By N.R. Mallery
Many of us think a product is safe because the manufacturer says so. Monsanto says Roundup is safe, but the state of California and the European Union both specify that RoundUp is a known carcinogen. In fact, its safety cannot really be known because the records may have been tampered with. Recently, unsealed court documents suggest that Monsanto ghost wrote reports issued both by academic journals and the Environmental Protection Agency, downplaying the dangers of their products.
Roundup is, however, not alone. Many herbicides, insecticides, and fungicides turned out to be toxic to humans after manufacturers said they were safe. In the past, DDT and the notorious Agent Orange are among them.
Globally 4.5 billion tons of fertilizers are used every year. Of this, only 20% is actually taken up by the plants it is spread for. About 3.5 billion tons gets into aquifers or rivers. Two billion tons reach the oceans every year, creating over 145 dead zones bigger than the state of Rhode Island. Some of the run-off also pollutes drinking water.
Much of the food we consume has been covered with poisons. Washing it may not be enough to make it safe. Some toxins get into the cells of the food and survive cooking.
Fortunately, there are farming practices that do not depend on the poisons so commonly being put on our food. Organically-grown food costs a little more but can generally be regarded as safe. We suggest a visit to the Northeast Organic Farming Association website, http://nofavt.org to learn about many safe alternatives.
Green Energy Times regularly has articles on organic and sustainable farming that feature poison-free practices. For those with little space, we might suggest looking at “Indoor Salad Gardening” in our February issue, http://bit.ly/GET-indoor-salad-gardening. Also, look at the book review in this issue, on The Foodscape Revolution, on page 36.

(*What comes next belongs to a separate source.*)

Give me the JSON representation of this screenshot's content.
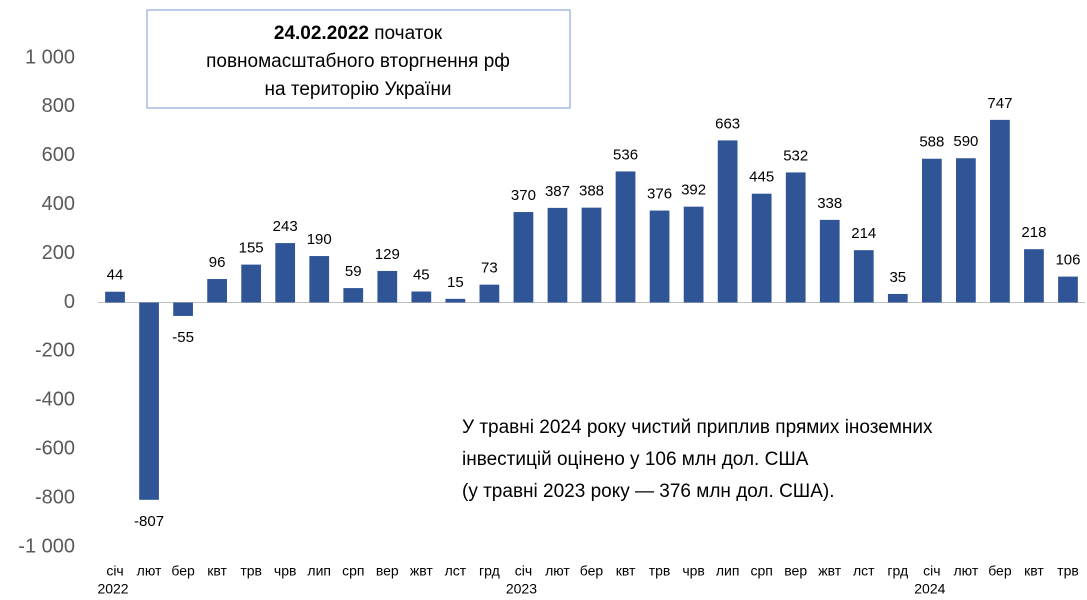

High-quality natural fertilizers are available. One source is North Country Organics, in Bradford, Vermont. They offer a number of safe fertilizers, including one with no phosphates. Its products also include a weed control called Burnout, for a broad spectrum of weeds. It is a safe alternative for RoundUp. Learn more at http://norganics.com/.
Other options to keep the weeds down include GardenMats which are made in Vermont. www.GardenMats.com. Also, heavy mulch keeps weeds under control while providing nutrients as it decomposes. Geese are known to eat the weeds around strawberries and corn, but leave the crop alone. We do not need to put poisons on our crops.
Here are some additional links:
Ecosmart Products carries a line of weed killers and rely on food grade plant oils: ecosmart.com;
BioSafe Products, a Connecticut company, produces weed killers certified for use in organic operations (biosafesystems.com).
Horticultural-strength vinegar (10 to 20% concentration) can be found at many nurseries and hardware stores. It is natural, but it burns and will kill more than weeds, so care is needed. It should not be inhaled and can burn skin, so wear gloves and do not use it on a windy day; Brands to look for include Maestro-Gro Company, Bradfield, and Natures Wisdom.
Orange Oil, such as Nature’s Wisdom Orange Oil Concentrate, also kills weeds. This is also for spot treating, without harming the environment. It is biodegradable. Adding a half cup or so to a quart of vinegar increases the vinegar’s potency. It sticks to weeds more effectively if you also add a tablespoon of dish soap, like Dr. Bronner’s or Vermont Soap Company’s Liquid Sunshine (vermontsoap.com). Use it on a sunny day and give the sun time to work.
And there are always some handy tools that are especially good, like the CobraHead, which comes in short and long-handled versions (cobrahead.com).
We encourage you all to consider the consequences of using poisons like RoundUp and discontinue using it for the benefit of all except Montsano, who manufactures and misrepresents the dangers of this dangerous product.